Wednesday 11 May 2011

Met police buys data harvesting software that can track individuals.


THE MET POLICE is investing in Minority Report style Geotime software from the US military that harvests data to view someone's whereabouts in three dimensions.

The Geotime programme collects publicly accessible information from social networking web sites, GPS signals and mobile phone data trails, and it even tracks IP network logs.

That temporal data is then rendered in 3D, making it easier to read and track the location of potential suspects geospatially.

According to the Guardian, the Met rozzers said they've bought the software and didn't deny or confirm if the force will use the system on the streets of London. The Met was also the only UK force to buy Geotime.

Privacy campaigners are already outraged that the Met has bought Geotime. If the police force does go ahead and trial the programme, it will rightly be met with resistance.

"We shouldn't be tracked and traced and have pictures built by our own government and police for the benefit of commercial gain," Alex Hanff, the campaigns manager at Privacy International told the Guardian.

The problem is, how will the police use or misuse Geotime? Even if it's used to build up a 3D profile of a criminal's movements, it presents the potential to cause innumerable intrusions of privacy. But if it is used to harvest and retain pubic data to track crowds of innocent citizens at peaceful protests, the implications are far more alarming.

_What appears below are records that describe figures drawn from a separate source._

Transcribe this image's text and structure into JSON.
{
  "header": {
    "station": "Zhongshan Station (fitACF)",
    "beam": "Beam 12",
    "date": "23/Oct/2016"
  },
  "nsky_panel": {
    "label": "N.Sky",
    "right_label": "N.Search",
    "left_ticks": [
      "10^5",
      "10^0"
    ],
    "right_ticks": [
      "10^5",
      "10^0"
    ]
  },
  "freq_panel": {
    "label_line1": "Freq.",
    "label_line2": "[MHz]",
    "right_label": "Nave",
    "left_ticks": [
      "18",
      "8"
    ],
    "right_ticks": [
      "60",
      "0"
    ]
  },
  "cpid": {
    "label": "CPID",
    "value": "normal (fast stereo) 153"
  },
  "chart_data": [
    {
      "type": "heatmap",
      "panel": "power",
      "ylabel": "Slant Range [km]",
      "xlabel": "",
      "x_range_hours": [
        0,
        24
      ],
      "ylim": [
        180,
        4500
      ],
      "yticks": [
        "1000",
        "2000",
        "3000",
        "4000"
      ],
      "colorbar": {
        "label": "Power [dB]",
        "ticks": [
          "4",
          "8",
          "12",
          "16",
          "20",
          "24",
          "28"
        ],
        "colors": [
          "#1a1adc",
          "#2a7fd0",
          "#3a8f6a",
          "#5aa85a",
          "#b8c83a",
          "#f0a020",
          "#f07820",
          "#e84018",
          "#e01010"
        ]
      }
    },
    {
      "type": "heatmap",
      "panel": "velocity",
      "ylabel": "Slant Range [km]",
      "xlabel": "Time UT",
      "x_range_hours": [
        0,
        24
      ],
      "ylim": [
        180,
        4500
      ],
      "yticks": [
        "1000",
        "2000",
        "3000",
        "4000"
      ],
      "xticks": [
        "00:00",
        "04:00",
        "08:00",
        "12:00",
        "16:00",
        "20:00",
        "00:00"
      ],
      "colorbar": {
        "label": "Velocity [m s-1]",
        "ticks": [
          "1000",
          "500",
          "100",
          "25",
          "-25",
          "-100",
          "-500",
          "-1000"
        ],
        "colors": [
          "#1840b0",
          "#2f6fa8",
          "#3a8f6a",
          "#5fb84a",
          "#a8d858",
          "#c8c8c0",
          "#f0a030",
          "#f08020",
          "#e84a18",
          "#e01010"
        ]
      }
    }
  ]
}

Using technology to build a Minority Report picture of crimes before they are committed is something that other technology companies have tried. Geotime's data harvesting presents a truly terrible potential for abuse and destruction of civil liberties, but it is not even in the same postcode as IBM's predictive analytics to prevent crime. A similar crime prediction software application was trialed in the US that uses algorithms to predict what offenders are most likely re-offend.